Todas as certezas e convicções que supostamente um dia acreditava ter, todas as experiências e caminhos percorridos, desaparecem num simples estalar de dedos. Todos os lugares que já se esteve um dia e lhe pareciam tão familiares, acabam por lhe parecer estranhos. E a sensação de vazio se impõe de forma incontornável.
Não se pertence a mais lugar nenhum, não há mais chão seguro para andar e todos aqueles amigos e familiares que um dia fizeram parte da sua essência tornam-se, quando muito, apenas referências carinhosas, ou não, de uma vida ou época passadas.
Vida que segue, talvez menos colorida e divertida, mas que cumpre o seu destino e a sua saga. Apesar desses pesares, são os imigrantes um exemplo de coragem e de desprendimento para um mundo novo que se abre a quem ousou romper as barreiras geográficas que o destino lhes deu como garantidas e imutáveis.
Para dar o próximo passo é necessário despir-se, descartar, tirar o excesso, desistir, abandonar tudo o que nos atormenta e corrói a esperança, e seguir o caminho seja lá onde for.
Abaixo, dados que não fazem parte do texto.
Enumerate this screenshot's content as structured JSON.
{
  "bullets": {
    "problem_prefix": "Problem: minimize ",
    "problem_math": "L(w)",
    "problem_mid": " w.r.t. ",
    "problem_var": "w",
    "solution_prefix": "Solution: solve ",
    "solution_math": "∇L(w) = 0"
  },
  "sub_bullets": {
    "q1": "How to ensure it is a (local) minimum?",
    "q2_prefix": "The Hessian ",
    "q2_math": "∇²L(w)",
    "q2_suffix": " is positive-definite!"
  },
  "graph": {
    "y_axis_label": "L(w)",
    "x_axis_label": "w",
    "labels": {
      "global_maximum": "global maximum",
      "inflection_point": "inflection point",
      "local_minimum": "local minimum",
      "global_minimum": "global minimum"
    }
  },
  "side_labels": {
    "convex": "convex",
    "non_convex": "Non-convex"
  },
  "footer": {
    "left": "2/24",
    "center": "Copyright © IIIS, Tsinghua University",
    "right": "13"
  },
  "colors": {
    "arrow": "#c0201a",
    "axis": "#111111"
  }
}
Um trabalho duro que exige coragem, perseverança, e porque não dizer, um tanto de fé
No dia que embarquei com minha família para essa aventura que já dura quase dez anos em Terras Lusas, percebi que carregava só o essencial, e que todo o meu passado e o de minha família cabiam em apenas 8 malas.
Por alguns instantes enquanto aguardava o nosso voo pensei nos meus antepassados que atravessaram o Atlântico em condições precárias e em navios lotados em busca de um futuro melhor.
Fiz o caminho inverso em condições totalmente diferentes, e confortáveis, e logo me dei conta de quem eram os verdadeiros heróis dessa saga familiar. O ato corajoso de meus bisavôs mudou o destino de toda uma família, hoje com mais de cem pessoas.
Talvez o imigrante seja mesmo “antes de tudo, um forte”, como diria Euclides da Cunha sobre o sertanejo em sua obra “Os Sertões”.
De que massa somos feitos, que inquietude é essa que nos atormenta e nos faz querer avançar sobre mares nunca navegados?
Há algo de especial e extraordinário na mente e na alma de quem desafia o destino que lhe coube. Sim, o imigrante é, antes de tudo, um forte, tenho certeza.
Perguntas sem resposta e de difícil compreensão, mas com ou sem a sensação de pertencimento ouso dizer “Navegar é preciso”.